In Glitz that man is Vincent Mora, a cop from Miami, who is recovering from an injury in Puerto Rico. (The novel starts off with a great hook--Mora getting shot while being mugged on his way home from the grocery store.) He falls for a twenty-one-year-old prostitute who is simply after a money and the better life it will bring. Mora is her ticket, until something better comes along: an opportunity to work in Atlantic City. Like the girls trapped in Epstein's web, this is not the opportunity it appears, Mora warns her, and sure enough, she ends up dead a few days later, which is what brings Mora up to New Jersey to investigate her death. There are a cache of mob characters Mora investigates on his way toward solving the crime, each of whom doesn't really know what he's up against. Tough guys they are, they are no match for the tougher and smarter Mora, who knows how to turn them against one another for his own gain.
But there's also a serial killer on the loose, one who has it out for Mora, who busted him a decade ago and who is out on an easy sentence and constant good fortune that allows him to stay free. And there's a lounge singer with whom Mora takes up. The lounge singer turns out to the be the strong woman who saves/aids Mora, and the serial killer, Teddy, his arch nemesis, whose main skill is not so much smarts as luck.

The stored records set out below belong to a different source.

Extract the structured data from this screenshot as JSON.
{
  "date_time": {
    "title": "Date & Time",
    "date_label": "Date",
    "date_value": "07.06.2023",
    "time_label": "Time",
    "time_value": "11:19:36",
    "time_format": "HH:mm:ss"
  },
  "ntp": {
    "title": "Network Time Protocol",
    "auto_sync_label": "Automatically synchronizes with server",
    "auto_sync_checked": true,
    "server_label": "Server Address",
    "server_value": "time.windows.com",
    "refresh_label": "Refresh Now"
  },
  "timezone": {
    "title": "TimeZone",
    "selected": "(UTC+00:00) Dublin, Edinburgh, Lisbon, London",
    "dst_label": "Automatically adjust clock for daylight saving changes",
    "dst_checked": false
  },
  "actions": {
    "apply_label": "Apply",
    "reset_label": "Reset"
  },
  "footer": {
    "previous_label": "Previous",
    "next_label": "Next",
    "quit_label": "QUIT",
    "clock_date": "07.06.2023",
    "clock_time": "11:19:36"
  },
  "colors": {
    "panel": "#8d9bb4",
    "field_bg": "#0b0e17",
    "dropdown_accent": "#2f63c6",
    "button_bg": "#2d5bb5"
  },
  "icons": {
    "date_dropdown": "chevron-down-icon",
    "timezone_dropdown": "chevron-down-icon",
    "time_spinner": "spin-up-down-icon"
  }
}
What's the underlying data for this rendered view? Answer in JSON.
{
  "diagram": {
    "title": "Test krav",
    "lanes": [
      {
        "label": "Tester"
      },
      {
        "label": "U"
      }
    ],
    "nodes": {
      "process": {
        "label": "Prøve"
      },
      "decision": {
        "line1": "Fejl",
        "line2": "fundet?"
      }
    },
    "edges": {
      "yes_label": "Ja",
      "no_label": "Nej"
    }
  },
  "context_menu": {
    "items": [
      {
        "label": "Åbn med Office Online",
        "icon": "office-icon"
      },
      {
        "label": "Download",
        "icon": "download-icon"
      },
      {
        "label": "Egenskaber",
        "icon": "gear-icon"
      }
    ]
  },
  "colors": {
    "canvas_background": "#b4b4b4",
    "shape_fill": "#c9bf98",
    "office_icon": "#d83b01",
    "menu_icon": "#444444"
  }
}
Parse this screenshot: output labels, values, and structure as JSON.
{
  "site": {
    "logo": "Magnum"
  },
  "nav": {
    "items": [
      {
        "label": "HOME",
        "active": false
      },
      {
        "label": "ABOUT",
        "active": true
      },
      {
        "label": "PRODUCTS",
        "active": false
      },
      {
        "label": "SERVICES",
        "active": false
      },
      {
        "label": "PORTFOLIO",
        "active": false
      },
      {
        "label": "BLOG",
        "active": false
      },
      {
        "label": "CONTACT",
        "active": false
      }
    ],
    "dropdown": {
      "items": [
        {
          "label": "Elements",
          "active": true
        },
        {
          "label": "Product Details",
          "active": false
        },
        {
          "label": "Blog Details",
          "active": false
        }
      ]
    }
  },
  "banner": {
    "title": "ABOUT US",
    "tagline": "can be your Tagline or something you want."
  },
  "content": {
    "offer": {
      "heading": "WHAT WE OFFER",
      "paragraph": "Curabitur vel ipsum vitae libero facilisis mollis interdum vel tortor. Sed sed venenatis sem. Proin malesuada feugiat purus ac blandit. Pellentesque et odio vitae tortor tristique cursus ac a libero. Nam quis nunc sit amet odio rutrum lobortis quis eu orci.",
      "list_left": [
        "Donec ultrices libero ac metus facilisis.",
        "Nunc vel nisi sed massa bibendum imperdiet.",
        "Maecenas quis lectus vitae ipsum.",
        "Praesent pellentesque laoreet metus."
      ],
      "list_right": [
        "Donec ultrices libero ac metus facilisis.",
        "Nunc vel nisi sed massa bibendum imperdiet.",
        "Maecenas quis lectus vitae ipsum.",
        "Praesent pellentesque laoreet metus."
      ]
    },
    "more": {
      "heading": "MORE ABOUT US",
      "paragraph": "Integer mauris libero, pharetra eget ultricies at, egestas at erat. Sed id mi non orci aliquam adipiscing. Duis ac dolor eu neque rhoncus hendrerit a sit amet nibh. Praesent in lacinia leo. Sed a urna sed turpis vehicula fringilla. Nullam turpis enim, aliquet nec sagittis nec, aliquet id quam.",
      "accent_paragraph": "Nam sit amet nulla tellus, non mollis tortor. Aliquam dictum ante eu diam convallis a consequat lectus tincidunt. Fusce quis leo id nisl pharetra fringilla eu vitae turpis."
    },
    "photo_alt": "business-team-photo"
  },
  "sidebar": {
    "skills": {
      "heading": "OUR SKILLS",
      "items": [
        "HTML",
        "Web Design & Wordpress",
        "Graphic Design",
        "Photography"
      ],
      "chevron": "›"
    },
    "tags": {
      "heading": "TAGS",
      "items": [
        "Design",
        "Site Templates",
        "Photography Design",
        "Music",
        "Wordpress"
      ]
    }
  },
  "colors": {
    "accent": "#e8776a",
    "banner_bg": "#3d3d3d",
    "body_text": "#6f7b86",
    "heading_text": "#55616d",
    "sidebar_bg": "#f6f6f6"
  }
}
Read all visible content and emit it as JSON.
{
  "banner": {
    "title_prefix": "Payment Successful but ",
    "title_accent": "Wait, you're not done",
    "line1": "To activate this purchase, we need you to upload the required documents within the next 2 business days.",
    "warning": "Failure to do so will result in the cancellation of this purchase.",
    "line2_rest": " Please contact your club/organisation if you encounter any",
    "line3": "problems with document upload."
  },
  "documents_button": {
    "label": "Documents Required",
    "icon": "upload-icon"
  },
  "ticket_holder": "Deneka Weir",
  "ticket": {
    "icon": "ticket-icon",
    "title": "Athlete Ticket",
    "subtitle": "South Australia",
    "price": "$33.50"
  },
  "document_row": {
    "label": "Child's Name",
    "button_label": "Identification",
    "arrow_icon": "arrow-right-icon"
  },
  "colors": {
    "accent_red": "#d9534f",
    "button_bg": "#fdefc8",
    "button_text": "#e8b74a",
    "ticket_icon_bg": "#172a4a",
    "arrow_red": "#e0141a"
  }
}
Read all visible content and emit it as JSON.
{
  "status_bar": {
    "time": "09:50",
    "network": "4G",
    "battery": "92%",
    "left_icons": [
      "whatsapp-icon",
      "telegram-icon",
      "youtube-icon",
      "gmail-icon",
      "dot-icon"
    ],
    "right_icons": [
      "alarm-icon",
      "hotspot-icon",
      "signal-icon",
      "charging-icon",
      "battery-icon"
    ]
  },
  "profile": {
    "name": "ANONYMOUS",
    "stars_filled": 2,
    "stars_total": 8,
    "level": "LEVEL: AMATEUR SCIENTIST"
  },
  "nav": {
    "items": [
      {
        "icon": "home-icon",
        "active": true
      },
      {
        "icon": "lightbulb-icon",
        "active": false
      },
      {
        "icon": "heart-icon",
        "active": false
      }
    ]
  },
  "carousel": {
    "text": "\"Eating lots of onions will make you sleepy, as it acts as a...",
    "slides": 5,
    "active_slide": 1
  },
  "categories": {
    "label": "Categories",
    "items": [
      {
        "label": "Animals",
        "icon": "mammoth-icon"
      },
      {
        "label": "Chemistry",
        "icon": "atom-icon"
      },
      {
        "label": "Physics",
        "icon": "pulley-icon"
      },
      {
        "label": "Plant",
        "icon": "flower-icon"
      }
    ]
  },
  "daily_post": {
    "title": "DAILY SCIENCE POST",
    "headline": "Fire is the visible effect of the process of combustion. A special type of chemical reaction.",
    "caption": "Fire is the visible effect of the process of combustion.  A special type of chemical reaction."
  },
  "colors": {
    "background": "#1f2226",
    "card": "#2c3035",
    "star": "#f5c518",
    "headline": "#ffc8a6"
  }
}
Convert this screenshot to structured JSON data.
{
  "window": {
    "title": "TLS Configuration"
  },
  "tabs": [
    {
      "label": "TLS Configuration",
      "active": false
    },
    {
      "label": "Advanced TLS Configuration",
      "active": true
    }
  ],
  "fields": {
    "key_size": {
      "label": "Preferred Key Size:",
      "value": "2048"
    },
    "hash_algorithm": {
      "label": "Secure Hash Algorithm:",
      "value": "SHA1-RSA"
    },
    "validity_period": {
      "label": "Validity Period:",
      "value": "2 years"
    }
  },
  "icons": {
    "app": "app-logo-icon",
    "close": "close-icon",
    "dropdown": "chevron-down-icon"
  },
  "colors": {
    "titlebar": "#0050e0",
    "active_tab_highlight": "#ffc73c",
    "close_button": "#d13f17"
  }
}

Leonard does a neat, common trick and brings us back to the novel's start at the end, but with echoes of new meaning and resonance.
There is much to like in this book, but as I noted, there does seem like something of a formula to it--and also, the constant violence wears a bit thin. If shootings and deaths and fights really were this common in everyday America we'd be in sad shape and have no reason ever to venture beyond our homes outside of bare necessities. I'm finally getting around to Leonard at a time in my life when I am less willing to give such things as much of a pass.